Der lokale Wohnungsmarkt entscheidet also mit darüber, wo wie viele Flüchtlinge leben. Doch wie steht die Bürgermeisterin grundsätzlich dazu, Flüchtlingen eine zumindest zeitweilige Perspektive zu geben? »Ich persönlich sehe es als eine humanitäre Pflicht und Selbstverständlichkeit, Flüchtlinge aufzunehmen«, antwortet Bergen-Krause. Sie betrachte es als »unsere Bürgerpflicht, traumatisierten Erwachsenen und Kindern Zuflucht und Schutz zu bieten«. Allerdings sei »das Thema in Allendorf noch nicht so präsent«. Eine stärkere Vernetzung von Akteuren wie den Kirchen oder dem Netzwerk für Demokratie und Toleranz halte sie für notwendig. Auf politische Ebene, sagt Bergen-Krause, informiere sie regelmäßig den Magistrat darüber, was bei der Bürgermeisterdienstversammlung zu Gemeinschaftsunterkünften besprochen werde. Mit ihren Amtskollegen habe sie »auch schon darüber nachgedacht, etwas in Eigenregie zu machen«. Doch Ideen wie die Gründung einer kommunalen Wohnungsbaugesellschaft umzusetzen seien schwierig.

Die Suche nach geeigneten Unterkünften wird Bergen-Krause und ihre Amtskollegen wohl weiterhin beschäftigen, der Bedarf steigt rapide: Der Landkreis geht davon aus, dass bis Jahresende rund 200 weitere Plätze in Gemeinschaftsunterkünften benötigt werden, vor allem für Asylbewerber aus Krisengebieten im Nahen und Mittleren Osten, aber auch aus Eritrea und Somalia.

Flüchtlingen ein Dach über dem Kopf zu bieten, ist nur ein Aspekt.
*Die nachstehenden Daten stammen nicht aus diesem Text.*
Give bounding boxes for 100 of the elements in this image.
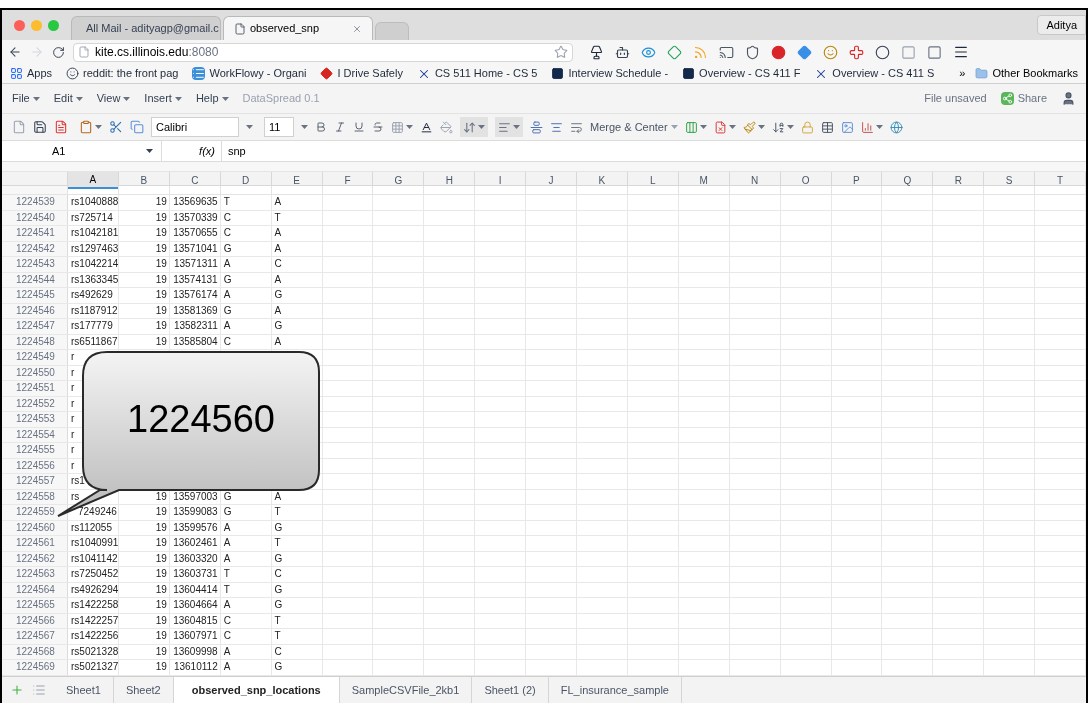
column-header[interactable]: M (678, 172, 730, 189)
cross-icon[interactable] (849, 44, 864, 60)
save-icon[interactable] (33, 120, 47, 134)
column-header[interactable]: A (68, 172, 119, 189)
eye-icon[interactable] (641, 44, 656, 60)
bookmark-item[interactable]: WorkFlowy - Organi (192, 65, 307, 82)
row-header[interactable]: 1224551 (2, 381, 68, 396)
italic-icon[interactable] (334, 121, 346, 133)
border-icon[interactable] (391, 120, 404, 134)
column-header[interactable]: S (984, 172, 1036, 189)
bookmark-item[interactable]: CS 511 Home - CS 5 (416, 65, 538, 82)
circle-icon[interactable] (875, 44, 890, 60)
paintbrush-icon[interactable] (742, 120, 756, 134)
square-icon[interactable] (927, 44, 942, 60)
menu-item[interactable]: Help (195, 90, 229, 107)
close-window-button[interactable] (14, 19, 25, 31)
font-size-select[interactable]: 11 (264, 117, 294, 137)
row-header[interactable]: 1224545 (2, 288, 68, 303)
menu-item[interactable]: Edit (53, 90, 83, 107)
align-middle-icon[interactable] (530, 120, 543, 134)
sort-az-icon[interactable] (771, 120, 785, 134)
reload-button[interactable] (52, 45, 65, 59)
menu-item[interactable]: File (12, 90, 40, 107)
new-file-icon[interactable] (12, 120, 26, 134)
share-button[interactable]: Share (1000, 90, 1047, 107)
align-center-icon[interactable] (550, 120, 563, 134)
formula-input[interactable]: snp (222, 141, 1086, 161)
sheet-tab[interactable]: SampleCSVFile_2kb1 (339, 676, 473, 703)
column-header[interactable]: T (1035, 172, 1086, 189)
sheet-tab[interactable]: Sheet2 (113, 676, 174, 703)
column-header[interactable]: B (118, 172, 170, 189)
more-bookmarks-button[interactable]: » (959, 65, 966, 82)
cast-icon[interactable] (719, 44, 734, 60)
rss-icon[interactable] (693, 44, 708, 60)
row-header[interactable]: 1224559 (2, 505, 68, 520)
globe-icon[interactable] (889, 120, 903, 134)
document-icon[interactable] (54, 120, 68, 134)
column-header[interactable]: O (780, 172, 832, 189)
bookmark-item[interactable]: Overview - CS 411 F (682, 65, 801, 82)
user-icon[interactable] (1061, 91, 1076, 106)
row-header[interactable]: 1224553 (2, 412, 68, 427)
bookmark-item[interactable]: reddit: the front pag (66, 65, 179, 82)
row-header[interactable]: 1224567 (2, 629, 68, 644)
strikethrough-icon[interactable] (372, 121, 384, 133)
row-header[interactable]: 1224543 (2, 257, 68, 272)
star-icon[interactable] (554, 45, 568, 59)
column-header[interactable]: Q (882, 172, 934, 189)
font-color-icon[interactable] (420, 120, 433, 134)
bookmark-folder[interactable]: Other Bookmarks (975, 65, 1078, 82)
table-icon[interactable] (820, 120, 834, 134)
image-icon[interactable] (840, 120, 854, 134)
row-header[interactable]: 1224555 (2, 443, 68, 458)
column-header[interactable]: D (220, 172, 272, 189)
row-header[interactable]: 1224557 (2, 474, 68, 489)
bookmark-item[interactable]: Interview Schedule - (551, 65, 669, 82)
row-header[interactable]: 1224549 (2, 350, 68, 365)
lock-icon[interactable] (800, 120, 814, 134)
robot-icon[interactable] (615, 44, 630, 60)
back-button[interactable] (8, 45, 22, 59)
insert-column-icon[interactable] (684, 120, 698, 134)
column-header[interactable]: C (169, 172, 221, 189)
bookmark-item[interactable]: Overview - CS 411 S (814, 65, 935, 82)
diamond-icon[interactable] (667, 44, 682, 60)
bookmark-item[interactable]: Apps (10, 65, 53, 82)
fill-color-icon[interactable] (440, 120, 453, 134)
wrap-icon[interactable] (570, 120, 583, 134)
column-header[interactable]: H (424, 172, 476, 189)
column-header[interactable]: N (729, 172, 781, 189)
underline-icon[interactable] (353, 121, 365, 133)
name-box[interactable]: A1 (2, 141, 162, 161)
lamp-icon[interactable] (589, 44, 604, 60)
sheet-tab[interactable]: FL_insurance_sample (548, 676, 682, 703)
merge-button[interactable]: Merge & Center (590, 118, 678, 136)
profile-button[interactable]: Aditya (1037, 15, 1086, 35)
sheet-tab[interactable]: Sheet1 (54, 676, 114, 703)
sheet-tab[interactable]: observed_snp_locations (173, 676, 340, 703)
row-header[interactable]: 1224541 (2, 226, 68, 241)
font-select[interactable]: Calibri (151, 117, 239, 137)
menu-item[interactable]: View (96, 90, 131, 107)
copy-icon[interactable] (130, 120, 144, 134)
align-button[interactable] (495, 117, 523, 137)
square-icon[interactable] (901, 44, 916, 60)
column-header[interactable]: F (322, 172, 374, 189)
column-header[interactable]: K (577, 172, 628, 189)
column-header[interactable]: L (627, 172, 679, 189)
menu-item[interactable]: Insert (144, 90, 182, 107)
menu-icon[interactable] (953, 44, 969, 60)
chart-icon[interactable] (860, 120, 874, 134)
shield-icon[interactable] (745, 44, 760, 60)
face-icon[interactable] (823, 44, 838, 60)
delete-icon[interactable] (713, 120, 727, 134)
row-header[interactable]: 1224539 (2, 195, 68, 210)
browser-tab[interactable]: All Mail - adityagp@gmail.c (71, 16, 221, 40)
bold-icon[interactable] (315, 121, 327, 133)
row-header[interactable]: 1224563 (2, 567, 68, 582)
row-header[interactable]: 1224565 (2, 598, 68, 613)
column-header[interactable]: J (526, 172, 577, 189)
address-bar[interactable]: kite.cs.illinois.edu:8080 (73, 42, 573, 62)
sheet-tab[interactable]: Sheet1 (2) (472, 676, 549, 703)
column-header[interactable]: R (933, 172, 985, 189)
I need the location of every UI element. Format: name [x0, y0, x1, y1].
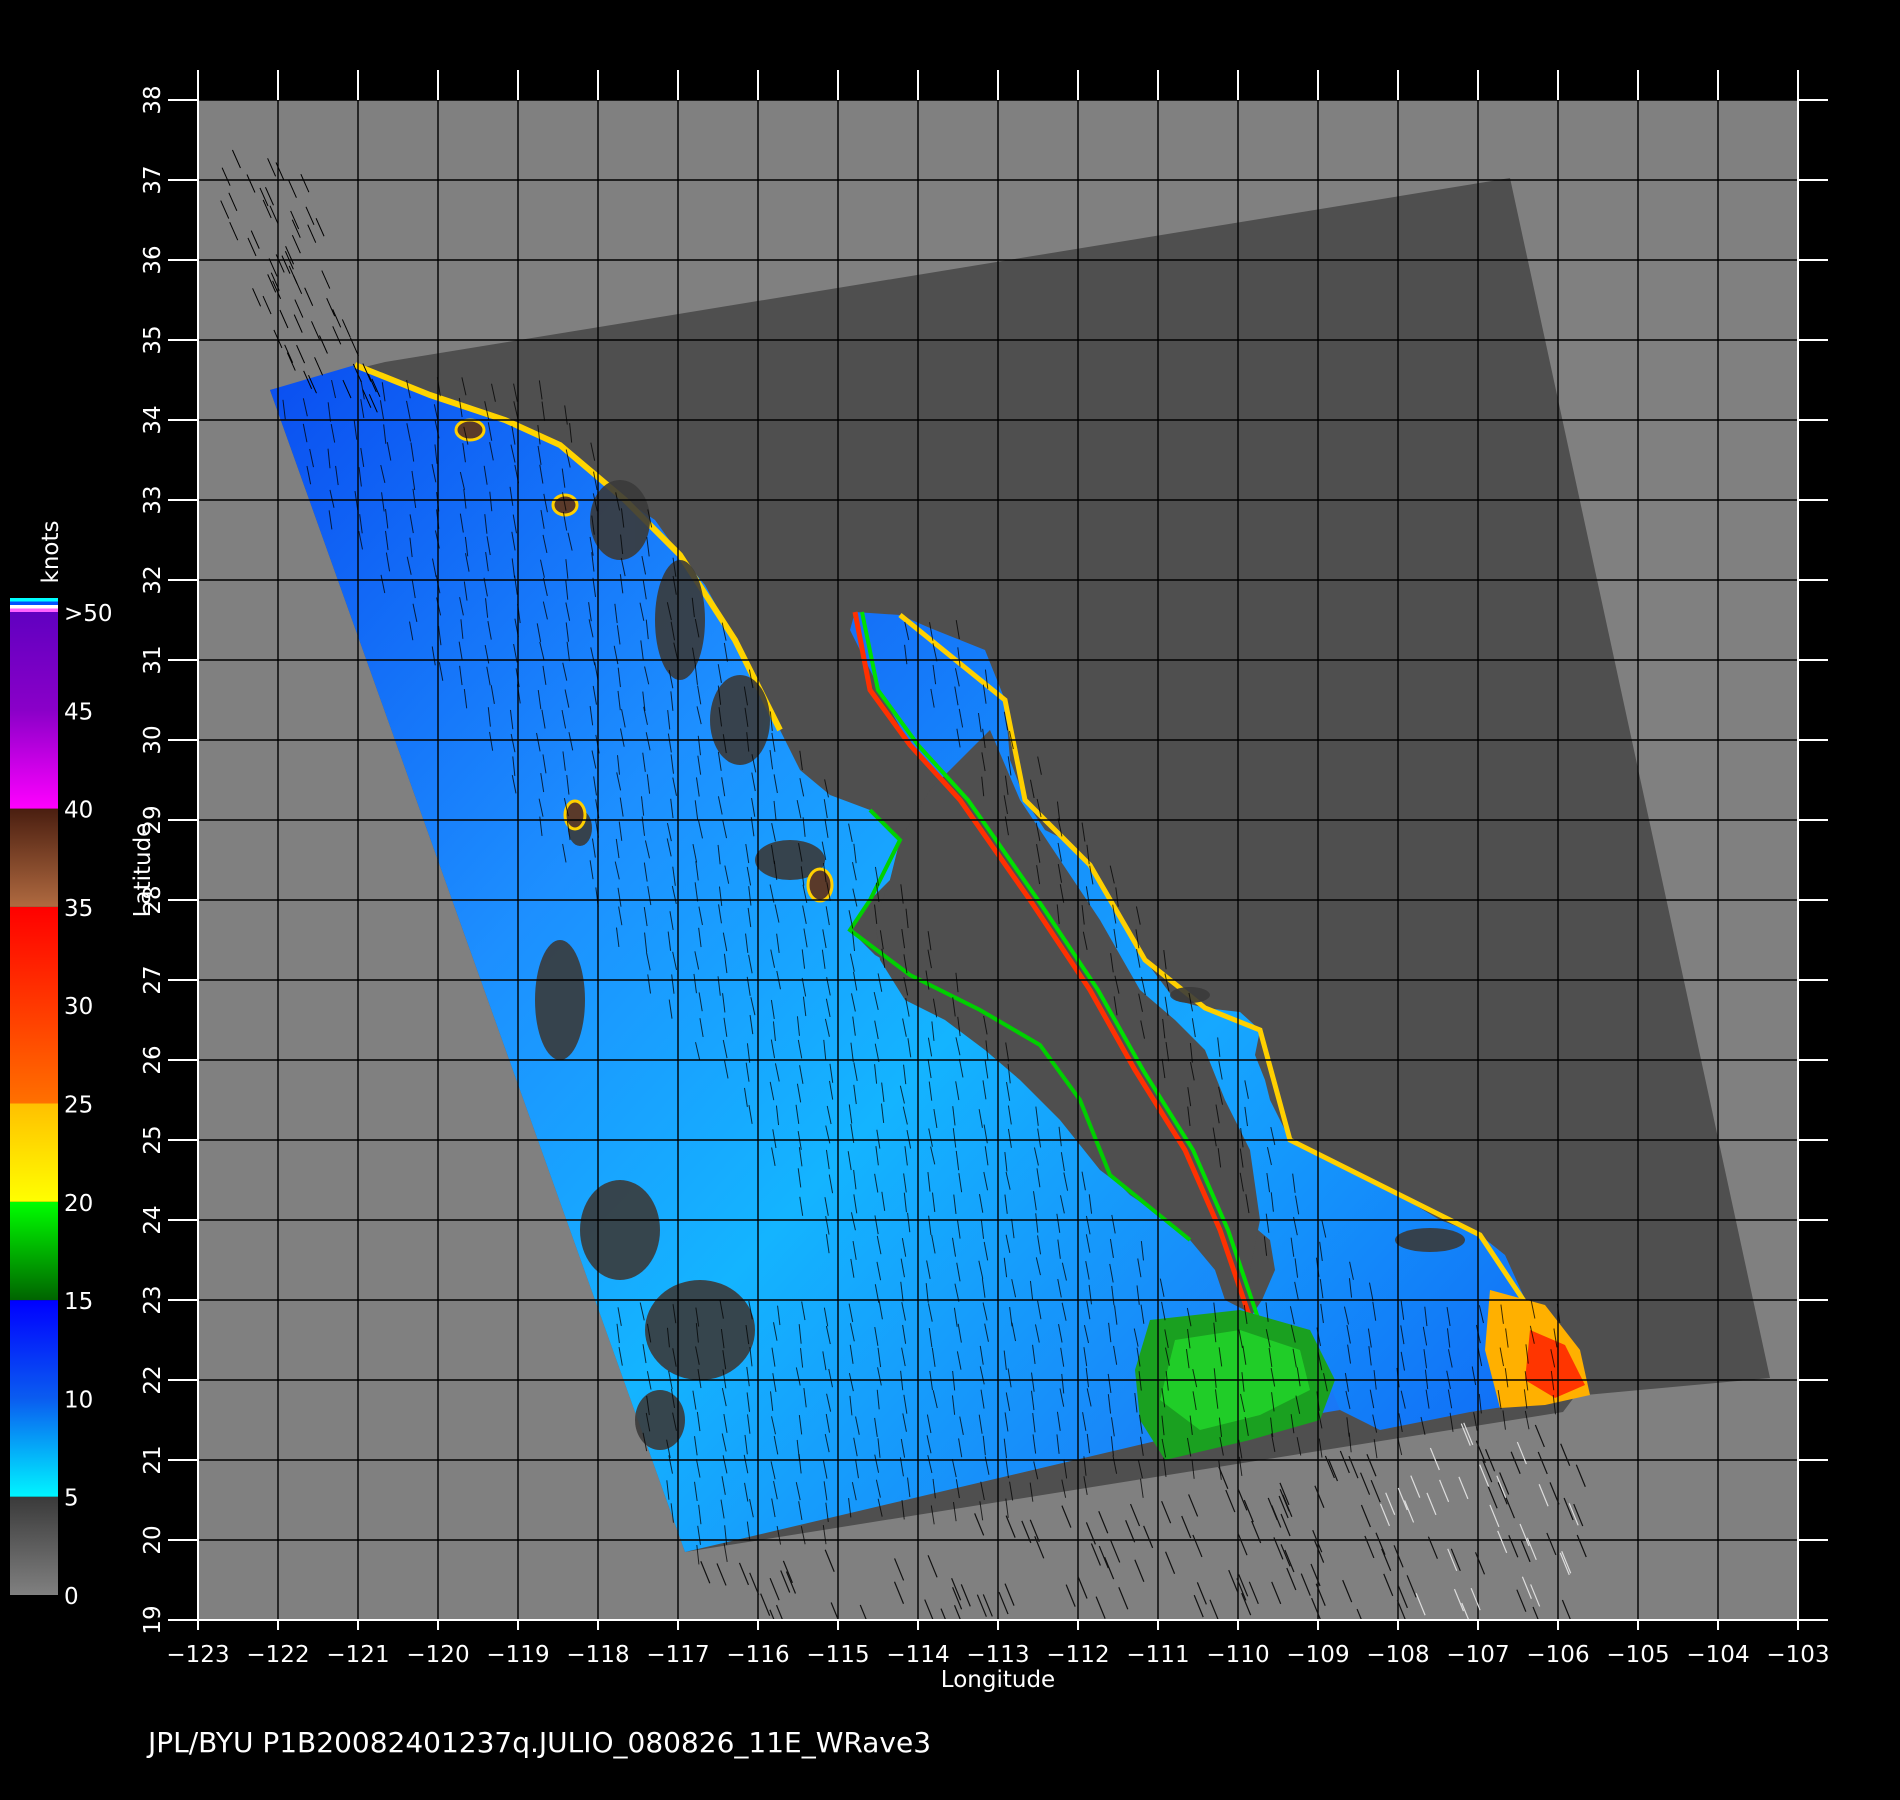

Sie sind im Alltag mit Sprachbarrieren und komplizierter Bürokratie konfrontiert. Hilfe, zum Beispiel als Hausaufgabenbetreuer oder bei Arztbesuchen, können auch Privatleute leisten. Kontakte zu Vereinen und Organisationen würden gefördert, heißt es beim Team Asyl. Unter anderem habe man schon Praktikumsplätze bei der Stadt Hungen und im Holz- und Technik-Museum in Wettenberg an Flüchtlinge vermittelt. »So langsam läuft das an«, sagt Teamleiter Glasenhardt-Freymann im Gespräch mit dieser Zeitung – vielleicht auch in Allendorf?